69 layer_types entries

output 20 tensors from source 15

output 20 layer_type from source 15

output 25 tensors from source 20

output 25 layer_type from source 20

The fixed probes compared candidate windows against the unmodified source. This chart uses the AEON scan files aeon_strict_math120.pkl and aeon_strict_eq140.pkl.

combined = (math_120 + eq_140) / 2

Here, eq_140 is the historical probe/file label. The saved strict EQ pickle contains qids 1..139, so read the label as the scan name rather than a literal counted row claim.

VISUAL_SLOT_RESULTS_CHART

In this source line, blocks:15,20 was the best balanced strict result. blocks:31,34 was close. blocks:11,14 had the highest math_120 result but not the best combined result. blocks:30,35 had worked better in another source line, but it was not the winner here.

That chart is not proof of a universal best window.
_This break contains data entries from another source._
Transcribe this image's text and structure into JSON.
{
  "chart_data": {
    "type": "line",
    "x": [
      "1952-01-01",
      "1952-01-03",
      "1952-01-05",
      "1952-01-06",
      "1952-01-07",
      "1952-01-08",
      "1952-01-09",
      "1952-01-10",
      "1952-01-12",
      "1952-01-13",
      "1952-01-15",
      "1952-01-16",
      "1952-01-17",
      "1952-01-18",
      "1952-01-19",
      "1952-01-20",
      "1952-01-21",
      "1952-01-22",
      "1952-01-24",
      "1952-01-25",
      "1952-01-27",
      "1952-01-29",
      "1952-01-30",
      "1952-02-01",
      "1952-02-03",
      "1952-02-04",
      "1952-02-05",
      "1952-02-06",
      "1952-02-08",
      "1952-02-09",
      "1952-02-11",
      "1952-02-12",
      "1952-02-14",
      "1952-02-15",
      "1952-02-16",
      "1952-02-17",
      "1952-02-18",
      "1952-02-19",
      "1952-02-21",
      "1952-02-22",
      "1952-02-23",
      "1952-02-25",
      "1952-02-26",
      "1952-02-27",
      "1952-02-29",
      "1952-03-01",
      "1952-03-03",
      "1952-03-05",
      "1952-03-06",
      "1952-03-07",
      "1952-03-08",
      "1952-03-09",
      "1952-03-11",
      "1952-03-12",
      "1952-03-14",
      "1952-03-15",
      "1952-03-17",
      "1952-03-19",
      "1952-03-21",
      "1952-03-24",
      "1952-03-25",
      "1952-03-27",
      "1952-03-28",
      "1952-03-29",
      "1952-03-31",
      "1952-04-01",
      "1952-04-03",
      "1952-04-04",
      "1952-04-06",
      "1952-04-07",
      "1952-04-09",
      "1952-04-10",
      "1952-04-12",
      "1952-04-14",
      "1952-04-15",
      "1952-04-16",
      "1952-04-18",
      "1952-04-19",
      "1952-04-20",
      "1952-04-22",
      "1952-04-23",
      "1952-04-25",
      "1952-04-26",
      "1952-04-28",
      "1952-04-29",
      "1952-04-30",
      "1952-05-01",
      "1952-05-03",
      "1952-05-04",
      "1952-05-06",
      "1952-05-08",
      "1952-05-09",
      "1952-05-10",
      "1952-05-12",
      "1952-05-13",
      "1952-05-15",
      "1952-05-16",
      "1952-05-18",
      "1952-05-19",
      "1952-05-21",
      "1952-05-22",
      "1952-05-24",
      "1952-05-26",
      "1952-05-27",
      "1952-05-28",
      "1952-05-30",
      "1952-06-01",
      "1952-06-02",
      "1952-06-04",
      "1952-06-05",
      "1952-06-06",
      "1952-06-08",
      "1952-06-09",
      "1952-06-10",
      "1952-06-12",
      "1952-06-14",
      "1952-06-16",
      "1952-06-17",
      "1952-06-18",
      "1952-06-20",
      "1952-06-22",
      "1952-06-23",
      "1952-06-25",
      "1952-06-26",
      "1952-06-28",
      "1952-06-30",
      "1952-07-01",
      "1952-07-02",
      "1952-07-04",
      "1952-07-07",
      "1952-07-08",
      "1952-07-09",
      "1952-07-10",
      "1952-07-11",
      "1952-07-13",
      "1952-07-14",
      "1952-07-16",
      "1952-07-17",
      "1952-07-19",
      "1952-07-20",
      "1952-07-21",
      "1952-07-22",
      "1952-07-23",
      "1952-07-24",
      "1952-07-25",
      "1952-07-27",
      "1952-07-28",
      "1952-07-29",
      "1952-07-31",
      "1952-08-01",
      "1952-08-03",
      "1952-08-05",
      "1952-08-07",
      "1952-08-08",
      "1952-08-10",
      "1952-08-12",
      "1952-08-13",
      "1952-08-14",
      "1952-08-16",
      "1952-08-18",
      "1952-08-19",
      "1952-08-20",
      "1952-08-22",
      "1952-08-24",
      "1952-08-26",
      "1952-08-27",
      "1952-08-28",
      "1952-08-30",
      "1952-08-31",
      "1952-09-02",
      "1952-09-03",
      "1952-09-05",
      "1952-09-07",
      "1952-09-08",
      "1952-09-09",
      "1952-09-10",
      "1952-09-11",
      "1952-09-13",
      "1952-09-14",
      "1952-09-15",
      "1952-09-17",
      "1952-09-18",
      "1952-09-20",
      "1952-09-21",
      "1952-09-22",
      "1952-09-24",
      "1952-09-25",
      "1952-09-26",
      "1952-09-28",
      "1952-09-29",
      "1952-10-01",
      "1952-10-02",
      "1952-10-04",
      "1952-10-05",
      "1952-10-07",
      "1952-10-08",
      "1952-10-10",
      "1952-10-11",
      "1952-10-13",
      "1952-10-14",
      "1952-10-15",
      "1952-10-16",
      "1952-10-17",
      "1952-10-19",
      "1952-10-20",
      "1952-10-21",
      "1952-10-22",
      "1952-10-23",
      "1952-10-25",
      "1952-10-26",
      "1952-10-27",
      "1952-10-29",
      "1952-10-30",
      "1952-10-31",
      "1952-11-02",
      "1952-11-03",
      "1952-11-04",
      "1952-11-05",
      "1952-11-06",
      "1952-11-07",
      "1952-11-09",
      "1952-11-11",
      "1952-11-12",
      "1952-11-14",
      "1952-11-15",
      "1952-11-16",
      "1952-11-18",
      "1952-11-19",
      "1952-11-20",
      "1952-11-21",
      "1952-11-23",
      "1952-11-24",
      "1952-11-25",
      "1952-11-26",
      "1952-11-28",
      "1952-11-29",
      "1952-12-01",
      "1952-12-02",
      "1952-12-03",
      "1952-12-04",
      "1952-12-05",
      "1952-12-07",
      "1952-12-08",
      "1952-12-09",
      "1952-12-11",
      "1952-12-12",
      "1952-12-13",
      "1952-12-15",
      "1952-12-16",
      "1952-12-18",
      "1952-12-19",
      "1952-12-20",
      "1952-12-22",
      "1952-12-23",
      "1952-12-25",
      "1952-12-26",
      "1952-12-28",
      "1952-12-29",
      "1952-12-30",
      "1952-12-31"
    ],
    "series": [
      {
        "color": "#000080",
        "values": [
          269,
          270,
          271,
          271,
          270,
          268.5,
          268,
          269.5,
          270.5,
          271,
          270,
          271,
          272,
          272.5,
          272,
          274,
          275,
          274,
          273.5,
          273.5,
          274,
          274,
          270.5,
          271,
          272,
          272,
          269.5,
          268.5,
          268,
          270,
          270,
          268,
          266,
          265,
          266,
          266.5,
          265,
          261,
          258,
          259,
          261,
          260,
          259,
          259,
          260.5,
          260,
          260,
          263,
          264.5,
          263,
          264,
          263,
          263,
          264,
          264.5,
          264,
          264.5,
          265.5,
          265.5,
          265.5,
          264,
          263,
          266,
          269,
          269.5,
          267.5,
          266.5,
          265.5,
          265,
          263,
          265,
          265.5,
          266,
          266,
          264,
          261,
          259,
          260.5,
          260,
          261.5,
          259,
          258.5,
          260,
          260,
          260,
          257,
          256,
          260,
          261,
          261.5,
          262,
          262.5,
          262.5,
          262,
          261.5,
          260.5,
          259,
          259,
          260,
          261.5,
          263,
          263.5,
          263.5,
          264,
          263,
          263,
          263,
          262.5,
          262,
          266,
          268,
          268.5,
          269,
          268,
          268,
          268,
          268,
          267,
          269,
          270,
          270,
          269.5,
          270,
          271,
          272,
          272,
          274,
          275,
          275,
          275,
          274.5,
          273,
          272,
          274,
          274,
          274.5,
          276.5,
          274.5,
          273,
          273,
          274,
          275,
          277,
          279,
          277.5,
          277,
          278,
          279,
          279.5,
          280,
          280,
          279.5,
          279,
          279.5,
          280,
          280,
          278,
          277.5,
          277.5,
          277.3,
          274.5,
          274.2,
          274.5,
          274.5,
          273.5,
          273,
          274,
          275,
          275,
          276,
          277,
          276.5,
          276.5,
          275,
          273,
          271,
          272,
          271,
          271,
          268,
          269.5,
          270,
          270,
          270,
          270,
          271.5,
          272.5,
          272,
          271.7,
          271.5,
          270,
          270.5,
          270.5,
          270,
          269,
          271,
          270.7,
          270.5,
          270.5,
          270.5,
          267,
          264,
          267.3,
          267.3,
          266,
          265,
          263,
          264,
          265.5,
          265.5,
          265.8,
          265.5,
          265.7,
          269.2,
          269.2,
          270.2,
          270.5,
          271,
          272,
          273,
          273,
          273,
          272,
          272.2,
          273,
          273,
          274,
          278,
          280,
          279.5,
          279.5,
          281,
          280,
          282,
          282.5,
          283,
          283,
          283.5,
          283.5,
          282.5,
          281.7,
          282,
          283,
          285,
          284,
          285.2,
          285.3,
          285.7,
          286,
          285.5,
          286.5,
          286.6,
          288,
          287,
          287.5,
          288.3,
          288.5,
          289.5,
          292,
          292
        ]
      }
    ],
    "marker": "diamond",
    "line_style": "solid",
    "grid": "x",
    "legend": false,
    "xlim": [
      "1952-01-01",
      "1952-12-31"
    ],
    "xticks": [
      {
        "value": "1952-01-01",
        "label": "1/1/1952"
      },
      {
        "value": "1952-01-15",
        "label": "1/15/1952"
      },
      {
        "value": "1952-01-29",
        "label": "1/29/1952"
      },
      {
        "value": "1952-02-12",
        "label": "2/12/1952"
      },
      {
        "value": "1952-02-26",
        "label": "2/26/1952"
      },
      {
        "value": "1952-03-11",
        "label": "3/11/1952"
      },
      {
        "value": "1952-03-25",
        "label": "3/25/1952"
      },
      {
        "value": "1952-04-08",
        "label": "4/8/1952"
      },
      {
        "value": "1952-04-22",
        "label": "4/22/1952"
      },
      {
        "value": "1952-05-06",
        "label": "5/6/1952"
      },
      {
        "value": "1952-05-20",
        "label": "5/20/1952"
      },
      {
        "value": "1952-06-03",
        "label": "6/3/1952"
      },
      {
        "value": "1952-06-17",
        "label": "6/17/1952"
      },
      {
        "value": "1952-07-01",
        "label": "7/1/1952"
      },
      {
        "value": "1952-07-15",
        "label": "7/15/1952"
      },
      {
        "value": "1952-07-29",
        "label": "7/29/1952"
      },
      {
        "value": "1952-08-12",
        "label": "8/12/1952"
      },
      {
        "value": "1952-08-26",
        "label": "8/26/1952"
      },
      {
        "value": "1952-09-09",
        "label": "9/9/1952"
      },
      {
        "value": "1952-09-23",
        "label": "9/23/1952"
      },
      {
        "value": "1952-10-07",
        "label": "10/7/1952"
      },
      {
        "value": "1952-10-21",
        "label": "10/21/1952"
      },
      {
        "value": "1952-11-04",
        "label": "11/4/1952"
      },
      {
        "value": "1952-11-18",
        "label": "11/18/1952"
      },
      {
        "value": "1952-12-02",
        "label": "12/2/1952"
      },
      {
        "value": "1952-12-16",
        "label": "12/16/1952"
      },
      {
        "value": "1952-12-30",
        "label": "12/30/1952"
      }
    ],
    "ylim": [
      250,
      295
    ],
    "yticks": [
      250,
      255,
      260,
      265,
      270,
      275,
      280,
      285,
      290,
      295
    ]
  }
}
It is selection after structure checks, loop checks, source-specific probes, and deployment constraints. RYS is not a magic index recipe. It is a build method plus a measurement loop.

The finished mental model

The clean version of RYS is not "duplicate some layers and hope."

VISUAL_SLOT_MASTER_MAP

It is:

Build one output-to-source map.

Use that map to move the tensors.

Use that same map to move every per-layer execution list.

Validate the seam before judging quality.

Test the artifact in the format that will actually run.

Quantize only after the unquantized build behaves.

When those pieces agree, RYS becomes a controlled checkpoint transformation. The tensors say where each output layer came from. The config says the same thing. The per-layer metadata says the same thing. The runtime no longer has to guess.

When those pieces disagree, the model can still load. But generation may reveal the split story through loops, repetition, or sudden quality collapse.